SOCIETY LIMITED vs MBURU KIMANI [2002] KEHC 277 (KLR)
Full Case Text
REPUBLIC OF KENYA
IN THE HIGH COURT OF KENYA AT NAIROBI
H.C. MISC. APPLICATION NO. 822 OF 1993
KANYEKI FARMERS CO-OPERATIVE SOCIETY LIMITED ……………………………………… PLAINTIFF
V E R S U S
MBURU KIMANI………………………………………… DEFENDANT
R U L I N G
On 8th November, 2002 I dismissed an application for an order of review made in this suit.
The application now before me is filed under Order XLI Rule 4 (1) of Civil Procedure Rules amongst other provisions.
Only prayer which remains to be determined by me is that of stay of execution of my aforesaid ruling, and of course the cost thereof. The application is based on grounds stated therein and on an affidavit sworn by Mr. David Karaya Thuo the learned counsel for the applicant.
It is trite law that when considering the application under the aforesaid provisions, the court has to consider whether substantial loss shall result to the applicant and whether the application is made without unreasonable delay. I need not repeat here provisions of Order XLI rule 4 (2). Mr. Thuo submitted from Bar that the applicant is ready and willing to comply with court’s order as to security.
There is an averment and is also substantiated that Notice of appeal was filed on 13th November, 2002. However, no leave to file such appeal was obtained from this court.
Order XLII Rule g (1) does not envisage an appeal as of right from orders made in applications under order XLI Rule (1). It was urged by Respondent’s counsel that the application was filed under the said provision and thus the application is misconceived. However, I shall hesitate to do so because of provision of Order XLIV Rule (3), under which the order of dismissal was made.
I shall thus turn to the merits of the application. Mr. Thuo in pragraph (7) of his affidavit in support has this to aver.
“That I have also established from the court file that the plaintiff claims a sum of Kshs.1,096,641. 70 from the Defendant which is a colossal sum of money and the Defendant is therefore likely to suffer substantial loss.”

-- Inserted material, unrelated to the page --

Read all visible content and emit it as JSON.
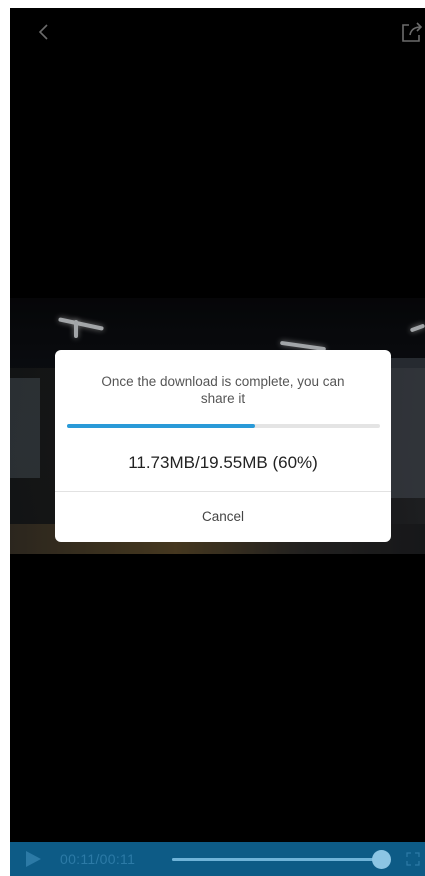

It cannot be overemphasised that the substantial loss has to be specifically averred with some kind of probable supporting evidence. Which sum is colossal and which is not, remain purely a personal and subjective fact varying from litigant to litigant. Here Mr. Thuo just makes a sweeping statement without any basis for such averment.
Secondly this application is filed on 26th March, 2003 more than five months from Notice of Appeal having been filed.
There is not a single averment or explanation for this delay.
Once again Mr. Thuo submitted from Bar that the delay is not inordinate.
I also note that my ruling simply dismissed the prayer of review of earlier order. Hence it did not envisage any execution, which need to be stayed. Hence the order prayed shall be one in vain.
Least I say about such prosecution of the application, better it is. Suffice it shall be if I find that the applicant has failed to satisfy me in any of the limbs of the requirements of law before I consider granting the application.
The application is dismissed with costs.
Dated and delivered at Nairobi this 9th day of April, 2002.